On March 10, 2022 Congress passed an omnibus spending package that included provisions for both the reauthorization of the EB-5 Regional Center Program, as well as modifications to both the Direct and Regional Center programs. The Direct EB-5 visa will now see adjustments to the number of visas of certain Direct projects, and now include visas authorized for participating in new “Infrastructure Projects.” The legislation also takes measures to add additional clarity and guidance to the administration of the Regional Center Program, which, particularly in recent months has been the subject of many questions and litigation.
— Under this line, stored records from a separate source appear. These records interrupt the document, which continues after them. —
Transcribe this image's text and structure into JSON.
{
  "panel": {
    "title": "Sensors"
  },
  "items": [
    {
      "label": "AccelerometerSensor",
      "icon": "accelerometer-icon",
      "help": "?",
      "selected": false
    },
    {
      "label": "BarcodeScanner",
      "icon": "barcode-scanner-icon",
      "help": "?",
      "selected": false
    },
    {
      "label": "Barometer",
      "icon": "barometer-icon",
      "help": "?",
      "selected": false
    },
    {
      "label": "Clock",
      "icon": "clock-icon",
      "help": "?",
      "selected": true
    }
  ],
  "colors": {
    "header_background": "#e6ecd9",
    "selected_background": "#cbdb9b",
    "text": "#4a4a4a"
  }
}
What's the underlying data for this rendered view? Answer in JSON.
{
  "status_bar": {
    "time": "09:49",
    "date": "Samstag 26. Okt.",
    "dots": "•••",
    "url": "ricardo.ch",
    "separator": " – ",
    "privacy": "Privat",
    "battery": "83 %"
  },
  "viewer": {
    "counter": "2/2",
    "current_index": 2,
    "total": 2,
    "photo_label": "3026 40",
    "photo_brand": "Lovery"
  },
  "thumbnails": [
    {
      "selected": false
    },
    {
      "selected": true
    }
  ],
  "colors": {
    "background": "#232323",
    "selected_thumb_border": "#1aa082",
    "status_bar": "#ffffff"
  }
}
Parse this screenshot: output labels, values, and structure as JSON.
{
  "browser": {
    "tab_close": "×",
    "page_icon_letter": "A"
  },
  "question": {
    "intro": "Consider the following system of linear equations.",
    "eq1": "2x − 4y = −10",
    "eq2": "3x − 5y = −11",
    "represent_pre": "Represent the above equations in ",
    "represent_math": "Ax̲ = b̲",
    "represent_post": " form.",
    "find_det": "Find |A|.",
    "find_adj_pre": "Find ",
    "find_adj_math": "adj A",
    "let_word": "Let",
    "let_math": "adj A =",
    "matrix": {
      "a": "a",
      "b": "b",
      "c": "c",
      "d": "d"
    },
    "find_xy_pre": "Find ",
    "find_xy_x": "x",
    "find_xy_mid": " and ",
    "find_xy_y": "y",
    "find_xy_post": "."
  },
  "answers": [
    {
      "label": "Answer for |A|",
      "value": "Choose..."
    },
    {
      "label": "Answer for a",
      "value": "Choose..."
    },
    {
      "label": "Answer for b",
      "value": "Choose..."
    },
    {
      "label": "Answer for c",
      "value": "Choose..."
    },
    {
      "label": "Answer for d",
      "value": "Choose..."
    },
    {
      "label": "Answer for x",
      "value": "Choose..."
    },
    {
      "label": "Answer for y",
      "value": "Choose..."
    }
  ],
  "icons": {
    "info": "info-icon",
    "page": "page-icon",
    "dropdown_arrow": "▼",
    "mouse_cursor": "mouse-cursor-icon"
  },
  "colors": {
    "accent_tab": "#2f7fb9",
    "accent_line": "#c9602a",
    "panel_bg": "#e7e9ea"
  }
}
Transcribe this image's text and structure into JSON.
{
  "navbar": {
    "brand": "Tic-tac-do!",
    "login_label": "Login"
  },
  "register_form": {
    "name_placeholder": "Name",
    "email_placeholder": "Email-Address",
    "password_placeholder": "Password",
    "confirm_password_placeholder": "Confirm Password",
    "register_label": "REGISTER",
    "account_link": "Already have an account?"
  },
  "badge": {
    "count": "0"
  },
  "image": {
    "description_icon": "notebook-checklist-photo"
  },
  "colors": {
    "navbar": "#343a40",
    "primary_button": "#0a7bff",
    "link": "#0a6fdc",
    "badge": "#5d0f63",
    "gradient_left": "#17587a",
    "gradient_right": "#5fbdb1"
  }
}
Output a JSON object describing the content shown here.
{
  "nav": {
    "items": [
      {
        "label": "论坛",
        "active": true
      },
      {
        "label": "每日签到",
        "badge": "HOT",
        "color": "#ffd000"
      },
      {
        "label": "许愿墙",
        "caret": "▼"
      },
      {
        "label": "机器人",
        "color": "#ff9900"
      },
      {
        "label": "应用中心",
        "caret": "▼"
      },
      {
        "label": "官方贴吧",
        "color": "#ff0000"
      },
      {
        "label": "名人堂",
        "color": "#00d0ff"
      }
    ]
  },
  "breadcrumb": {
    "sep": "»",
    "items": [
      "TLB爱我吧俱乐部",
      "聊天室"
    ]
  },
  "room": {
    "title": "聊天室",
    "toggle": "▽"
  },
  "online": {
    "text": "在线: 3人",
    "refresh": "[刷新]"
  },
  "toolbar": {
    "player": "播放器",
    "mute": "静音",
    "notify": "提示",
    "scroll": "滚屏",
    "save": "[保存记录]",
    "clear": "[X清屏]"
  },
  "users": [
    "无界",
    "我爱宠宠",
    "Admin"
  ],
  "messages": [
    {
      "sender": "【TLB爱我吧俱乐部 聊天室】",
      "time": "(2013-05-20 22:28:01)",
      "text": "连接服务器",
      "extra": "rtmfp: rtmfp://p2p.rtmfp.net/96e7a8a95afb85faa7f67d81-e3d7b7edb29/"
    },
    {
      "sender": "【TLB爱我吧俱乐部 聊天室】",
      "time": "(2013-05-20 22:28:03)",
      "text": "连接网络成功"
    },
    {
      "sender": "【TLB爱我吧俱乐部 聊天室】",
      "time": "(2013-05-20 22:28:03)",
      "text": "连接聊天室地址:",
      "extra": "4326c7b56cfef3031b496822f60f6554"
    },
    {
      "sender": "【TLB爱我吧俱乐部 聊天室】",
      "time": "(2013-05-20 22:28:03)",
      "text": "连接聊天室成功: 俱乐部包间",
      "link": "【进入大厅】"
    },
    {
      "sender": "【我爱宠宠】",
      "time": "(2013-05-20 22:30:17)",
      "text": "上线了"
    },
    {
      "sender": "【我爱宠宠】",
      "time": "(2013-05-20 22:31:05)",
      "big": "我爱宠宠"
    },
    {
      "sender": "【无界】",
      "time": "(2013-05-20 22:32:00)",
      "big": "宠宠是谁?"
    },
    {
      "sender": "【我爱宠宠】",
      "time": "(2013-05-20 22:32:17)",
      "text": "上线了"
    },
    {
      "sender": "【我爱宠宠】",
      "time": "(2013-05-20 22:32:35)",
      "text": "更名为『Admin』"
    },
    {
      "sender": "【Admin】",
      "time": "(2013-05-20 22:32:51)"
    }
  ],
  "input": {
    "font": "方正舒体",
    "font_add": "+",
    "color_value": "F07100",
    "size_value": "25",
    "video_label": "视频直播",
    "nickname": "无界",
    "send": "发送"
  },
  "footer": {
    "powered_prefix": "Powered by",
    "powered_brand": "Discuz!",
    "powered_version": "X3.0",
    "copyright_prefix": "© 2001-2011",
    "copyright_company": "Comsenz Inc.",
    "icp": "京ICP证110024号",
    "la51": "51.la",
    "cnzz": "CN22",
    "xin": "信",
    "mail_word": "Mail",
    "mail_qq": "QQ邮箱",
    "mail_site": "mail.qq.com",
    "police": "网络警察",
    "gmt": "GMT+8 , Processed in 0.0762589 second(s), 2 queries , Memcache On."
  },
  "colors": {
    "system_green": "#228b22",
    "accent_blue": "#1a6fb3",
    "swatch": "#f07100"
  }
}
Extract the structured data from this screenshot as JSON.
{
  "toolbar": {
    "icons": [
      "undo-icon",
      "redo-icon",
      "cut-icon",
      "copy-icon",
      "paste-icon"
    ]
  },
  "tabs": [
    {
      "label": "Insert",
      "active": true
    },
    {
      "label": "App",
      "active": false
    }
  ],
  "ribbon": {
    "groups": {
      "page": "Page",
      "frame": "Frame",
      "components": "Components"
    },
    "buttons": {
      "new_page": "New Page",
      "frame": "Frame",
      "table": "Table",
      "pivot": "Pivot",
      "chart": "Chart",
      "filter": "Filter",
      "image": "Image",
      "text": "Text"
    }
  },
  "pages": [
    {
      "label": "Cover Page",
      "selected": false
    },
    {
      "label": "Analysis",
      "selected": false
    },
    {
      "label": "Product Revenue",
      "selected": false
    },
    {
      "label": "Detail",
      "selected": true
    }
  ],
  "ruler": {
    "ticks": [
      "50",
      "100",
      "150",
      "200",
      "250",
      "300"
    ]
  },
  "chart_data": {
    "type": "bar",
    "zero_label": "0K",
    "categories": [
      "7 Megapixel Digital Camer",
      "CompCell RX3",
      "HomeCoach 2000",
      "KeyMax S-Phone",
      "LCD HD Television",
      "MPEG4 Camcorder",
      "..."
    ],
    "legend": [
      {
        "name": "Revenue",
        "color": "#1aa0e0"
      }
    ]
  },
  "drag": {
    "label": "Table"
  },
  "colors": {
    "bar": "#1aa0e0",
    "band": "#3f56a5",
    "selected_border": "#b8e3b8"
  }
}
The Regional Center Program which lapsed on June 30, 2021, has remained in a state of limbo for the eight months since then. The omnibus bill reauthorizes the Regional Center Program until September 30, 2027. Of the nearly 100 pages of the legislation referring to adjustments in the Program, the text provides updated language regarding regulations, compliance, and sanctions for non-compliance with the Program.
Additionally, as USCIS has been subject to a waive of litigation in the face of extensive delays for processing, the legislation includes a provision mandating the Director of USCIS to set a new fee schedule to ensure full recovery of associated costs to complete adjudication of EB-5 petitions “not later than…240 days after receiving a petition,” and “120 days after receiving a petition” from an investor seeking classification with investments in a targeted employment area, among other targeted processing deadlines. These new deadlines are mandated to take effect only after the USCIS’ has undertaken and a study of fees to be completed “[n]ot later than 1 year” from the enactment of the current legislation.
Critically, advocates of the lapsed Regional Center Program, have long called on Congress to create a “grandfathering” provision for the Program, given its long history of lapse and reauthorization, particularly in light of its most recent eight month hiatus. The legislation includes exactly that protection for investors awaiting adjudication of pending petitions at the time of any possible lapse in legislative authority. The language mandates the Secretary of Homeland Security to “continue processing petitions” under the Program that were filed prior to “September 30, 2026.” This provision effectively protects future investors who have submitted petitions one year prior to the Programs scheduled end date in 2027. Further the Secretary “may not deny” these petitions during any potential lapse, nor “suspend or terminate the allocation of visas.”